We included randomised controlled trials (RCTs) conducted to assess the therapeutic effect of rPMS for people after stroke. Comparisons eligible for inclusion were (1) active rPMS only compared with 'sham' rPMS (a very weak form of stimulation or a sound only); (2) active rPMS only compared with no intervention; (3) active rPMS plus rehabilitation compared with sham rPMS plus rehabilitation; and (4) active rPMS plus rehabilitation compared with rehabilitation only.

Data collection and analysis: 

Two review authors independently assessed studies for inclusion. The same review authors assessed methods and risk of bias, undertook data extraction, and used the GRADE approach to assess the quality of evidence. We contacted trial authors to request unpublished information if necessary. We resolved all disagreements through discussion.

Main results: 

We included four trials (three RCTs and one cross-over trial) involving 139 participants. Blinding of participants and physicians was well reported within all trials. We judged the overall risk of bias across trials as low. Only two trials (with 63 and 18 participants, respectively) provided sufficient information to be included in the meta-analysis. We found no clear effect of rPMS on activities of daily living at the end of treatment (mean difference (MD) -3.00, 95% confidence interval (CI) -16.35 to 10.35; P = 0.66; 1 trial; 63 participants; low-quality evidence) and at the end of follow-up (MD -2.00, 95% CI -14.86 to 10.86; P = 0.76; 1 trial; 63 participants; low-quality evidence) when comparing rPMS plus rehabilitation versus sham plus rehabilitation. We found no statistical difference in improvement of upper limb function at the end of treatment (MD 2.00, 95% CI -4.91 to 8.91; P = 0.57; 1 trial; 63 participants; low-quality evidence) and at the end of follow-up (MD 4.00, 95% CI -2.92 to 10.92; P = 0.26; 1 trial; 63 participants; low-quality evidence) when comparing rPMS plus rehabilitation versus sham plus rehabilitation. We observed a significant decrease in spasticity of the elbow at the end of follow-up (MD -0.48, 95% CI -0.93 to -0.03; P = 0.03; 1 trial; 63 participants; low-quality evidence) when comparing rPMS plus rehabilitation versus sham plus rehabilitation.
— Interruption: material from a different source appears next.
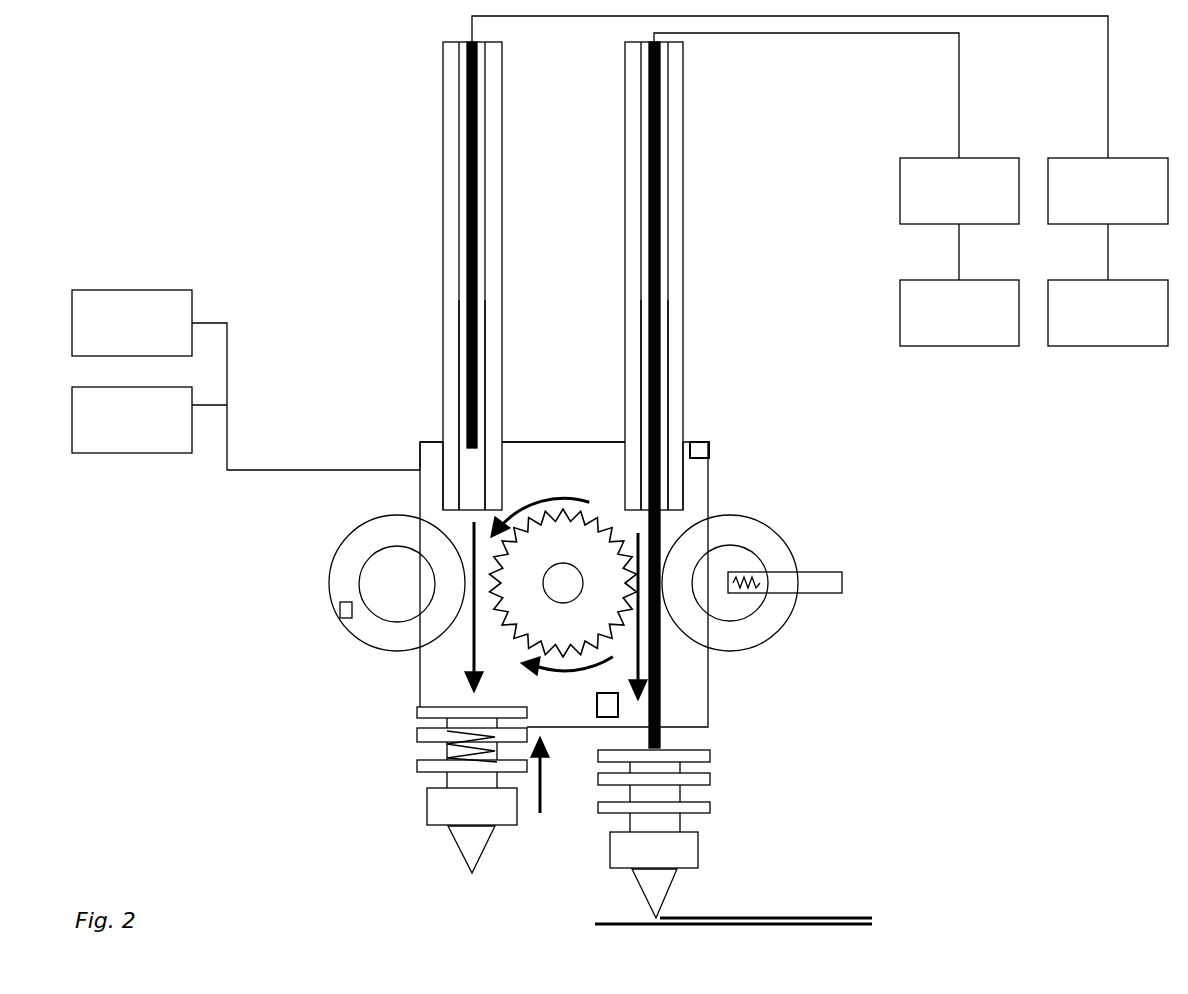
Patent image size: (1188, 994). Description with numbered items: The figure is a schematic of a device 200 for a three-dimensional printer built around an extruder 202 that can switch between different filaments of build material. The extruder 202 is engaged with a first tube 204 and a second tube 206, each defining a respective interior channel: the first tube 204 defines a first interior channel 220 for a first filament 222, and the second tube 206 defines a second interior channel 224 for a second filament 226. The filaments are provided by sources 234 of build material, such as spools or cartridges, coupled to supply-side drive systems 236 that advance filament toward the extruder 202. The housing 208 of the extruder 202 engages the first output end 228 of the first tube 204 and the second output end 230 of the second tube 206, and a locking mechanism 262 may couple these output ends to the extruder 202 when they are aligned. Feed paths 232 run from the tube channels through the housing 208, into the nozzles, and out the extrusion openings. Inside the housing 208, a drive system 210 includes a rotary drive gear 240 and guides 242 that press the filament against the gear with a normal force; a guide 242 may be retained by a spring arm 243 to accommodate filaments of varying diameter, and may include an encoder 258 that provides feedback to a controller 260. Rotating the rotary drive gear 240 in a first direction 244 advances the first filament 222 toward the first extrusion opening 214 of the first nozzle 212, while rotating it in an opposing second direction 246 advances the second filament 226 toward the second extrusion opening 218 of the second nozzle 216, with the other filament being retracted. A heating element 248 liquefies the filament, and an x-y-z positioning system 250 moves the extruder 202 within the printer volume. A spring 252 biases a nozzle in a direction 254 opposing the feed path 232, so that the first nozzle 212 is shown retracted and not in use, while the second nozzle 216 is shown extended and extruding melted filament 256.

In terms of muscle strength, rPMS treatment was not associated with improved muscle strength of the ankle dorsiflexors at the end of treatment (MD 3.00, 95% CI -2.44 to 8.44; P = 0.28; 1 trial; 18 participants; low-quality evidence) when compared with sham rPMS. No studies provided information on lower limb function or adverse events, including death. Based on the GRADE approach, we judged the quality of evidence related to the primary outcome as low, owing to the small sample size of the studies.